Berdasarkan PP Nomor 7 Tahun 2017 Pasal 103, perusahaan penunjang terbagi menjadi dua kategori: perusahaan jasa penunjang dan perusahaan industri penunjang. Secara khusus, bidang usaha RUP Panas Bumi dikelompokkan ke dalam empat klasifikasi utama.
- Jasa Konstruksi mencakup perencanaan konstruksi, implementasi konstruksi, dan pengawasan konstruksi dengan klasifikasi sesuai sertifikat badan usaha.
- Jasa Non-Konstruksi mencakup survei non-seismik, pemboran sumur bor serta operasi sumur bor hingga layanan konsultansi.
- Industri Material melibatkan material fluida untuk pemboran hingga bahan kimia.
- Industri Peralatan mencakup alat-alat seperti peralatan pemboran dan kompresor pompa.
Proses registrasi memerlukan waktu maksimum tujuh hari dengan masa berlaku tiga tahun dan kemungkinan diperpanjangan.
Panduan Lengkap Pengajuan SKT EBTKE
Pengajuan SKT EBTKE kini dilakukan melalui sistem aplikasi perizinan online yang diluncurkan oleh Kementerian ESDM pada tanggal 6 Agustus 2019. Sistem ini telah terintegrasi dengan Online Single Submission (OSS) serta Konfirmasi Status Wajib Pajak (KSWP) dari Ditjen Pajak untuk mempercepat verifikasi.
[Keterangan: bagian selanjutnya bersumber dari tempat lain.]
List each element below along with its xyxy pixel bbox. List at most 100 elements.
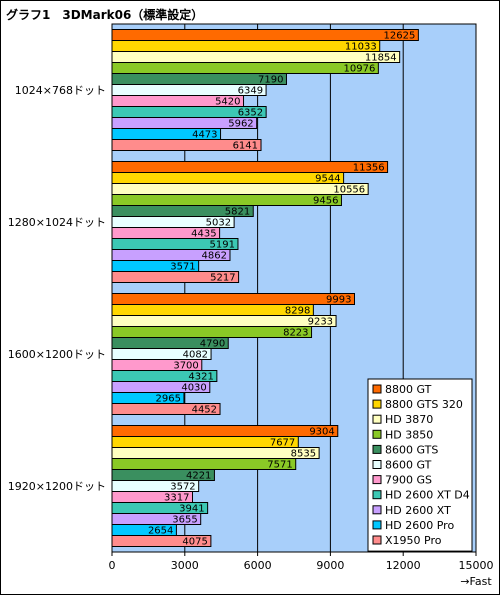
legend-swatch (372, 460, 382, 469)
data-label: 9233 (308, 317, 333, 328)
x-tick-label: 3000 (171, 559, 199, 572)
data-label: 3317 (164, 493, 189, 504)
data-label: 3572 (170, 482, 195, 493)
x-axis-ticks: 0 3000 6000 9000 12000 15000 (109, 552, 494, 572)
legend-swatch (372, 399, 382, 409)
legend: 8800 GT 8800 GTS 320 HD 3870 HD 3850 8600 GT… (367, 378, 473, 552)
data-label: 5420 (215, 97, 240, 108)
legend-swatch (372, 535, 382, 545)
data-label: 3655 (172, 515, 197, 526)
x-tick-label: 0 (109, 559, 116, 572)
legend-swatch (372, 444, 382, 454)
data-label: 2965 (155, 394, 180, 405)
bar (111, 194, 342, 206)
legend-entry: 7900 GS (385, 474, 432, 487)
data-label: 3941 (179, 504, 204, 515)
data-label: 7190 (258, 75, 283, 86)
data-label: 8535 (291, 449, 316, 460)
data-label: 4075 (182, 537, 207, 548)
bar (111, 161, 389, 173)
data-label: 3700 (173, 361, 198, 372)
bar (111, 535, 212, 547)
data-label: 9993 (326, 295, 351, 306)
bar (111, 403, 221, 415)
category-labels: 1024×768ドット 1280×1024ドット 1600×1200ドット 1920×… (8, 84, 106, 493)
x-tick-label: 12000 (386, 559, 421, 572)
legend-entry: 8800 GTS 320 (385, 398, 463, 411)
data-label: 5032 (206, 218, 231, 229)
bar (111, 183, 369, 195)
data-label: 9304 (309, 427, 334, 438)
legend-entry: HD 3850 (385, 428, 433, 441)
legend-swatch (372, 490, 382, 500)
data-label: 6141 (233, 141, 258, 152)
bars (111, 29, 419, 547)
bar (111, 447, 320, 459)
x-tick-label: 9000 (316, 559, 344, 572)
legend-box (367, 378, 473, 552)
x-tick-label: 6000 (244, 559, 272, 572)
bar (111, 271, 240, 283)
data-label: 5191 (210, 240, 235, 251)
category-label: 1280×1024ドット (8, 216, 106, 229)
data-label: 5821 (225, 207, 250, 218)
data-label: 9456 (313, 196, 338, 207)
data-label: 4221 (186, 471, 211, 482)
data-label: 5217 (210, 273, 235, 284)
bar (111, 304, 314, 316)
legend-entry: 8600 GT (385, 459, 432, 472)
bar (111, 139, 262, 151)
legend-swatch (372, 384, 382, 394)
bar (111, 425, 339, 437)
legend-swatch (372, 520, 382, 530)
legend-entry: 8800 GT (385, 383, 432, 396)
data-label: 10976 (344, 64, 376, 75)
legend-entry: 8600 GTS (385, 443, 438, 456)
legend-entry: HD 2600 XT D4 (385, 489, 470, 502)
data-label: 11854 (365, 53, 397, 64)
data-label: 10556 (333, 185, 365, 196)
data-label: 9544 (315, 174, 340, 185)
category-label: 1024×768ドット (15, 84, 106, 97)
data-label: 7571 (267, 460, 292, 471)
legend-entry: HD 2600 XT (385, 504, 451, 517)
data-label: 3571 (170, 262, 195, 273)
data-label: 4321 (188, 372, 213, 383)
legend-swatch (372, 505, 382, 515)
bar (111, 62, 379, 74)
data-label: 4030 (181, 383, 206, 394)
bar (111, 326, 313, 338)
legend-swatch (372, 414, 382, 424)
data-label: 6352 (238, 108, 263, 119)
legend-swatch (372, 475, 382, 485)
data-label: 8223 (283, 328, 308, 339)
bar (111, 29, 419, 41)
data-label: 4862 (202, 251, 227, 262)
data-label: 2654 (148, 526, 173, 537)
bar (111, 51, 401, 63)
category-label: 1920×1200ドット (8, 480, 106, 493)
category-label: 1600×1200ドット (8, 348, 106, 361)
data-label: 4452 (192, 405, 217, 416)
data-label: 12625 (384, 31, 416, 42)
x-tick-label: 15000 (459, 559, 494, 572)
bar (111, 293, 355, 305)
legend-entry: X1950 Pro (385, 534, 442, 547)
data-label: 4435 (191, 229, 216, 240)
legend-swatch (372, 429, 382, 439)
data-label: 4790 (200, 339, 225, 350)
legend-entry: HD 3870 (385, 413, 433, 426)
x-axis-label: →Fast (460, 575, 492, 588)
data-label: 6349 (238, 86, 263, 97)
bar (111, 40, 381, 52)
data-label: 5962 (228, 119, 253, 130)
data-label: 11033 (345, 42, 377, 53)
data-label: 8298 (285, 306, 310, 317)
chart-title: グラフ1 3DMark06（標準設定） (6, 8, 204, 22)
data-label: 7677 (270, 438, 295, 449)
data-label: 11356 (353, 163, 385, 174)
data-label: 4473 (192, 130, 217, 141)
data-label: 4082 (183, 350, 208, 361)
Komitmen pemerintah adalah menyelesaikan layanan perizinan dalam waktu tujuh hari setelah permohonan diterima lengkap.
Untuk memulai proses pengajuan ini diperlukan dokumen legalitas perusahaan seperti Akta Pendirian beserta perubahan-perubahannya; Nomor Induk Berusaha (NIB) dari OSS; NPWP perusahaan; serta izin operasional sesuai bidang usaha seperti SIUJK untuk konstruksi. Selain itu juga perlu disertakan dokumen perpajakan tahun terakhir serta laporan keuangan sebagai syarat wajib.
Aspek paling penting adalah kelengkapan tenaga ahli bersertifikat sesuai bidang pekerjaan dengan akreditasi dari Lembaga Sertifikasi Profesi (LSP). Contohnya adalah Ahli Geologi Panas Bumi harus memiliki pendidikan minimal S1 dengan pengalaman kerja setidaknya dua tahun di bidang Geologi. Perusahaan juga diwajibkan menyediakan daftar peralatan utama disertai bukti pembelian serta portofolio pengalaman kerja relevan dengan bidang usahanya.
Kesimpulan
Memahami konsep dasar mengenai EBTKE serta proses pendaftaran SKT merupakan investasi vital demi pertumbuhan bisnis dalam sektor energi terbarukan. Dengan adanya sistem perizinan online yang lebih terintegrasi saat ini memungkinkan proses pengajuan yang sebelumnya rumit bisa diselesaikan hanya dalam tujuh hari kerja. Pastikan semua dokumen legalitas lengkap bersama tenaga ahli bersertifikat serta portofolio pengalaman disiapkan sebelum mengajukan permohonan agar mempercepat verifikasi sekaligus meningkatkan peluang persetujuan.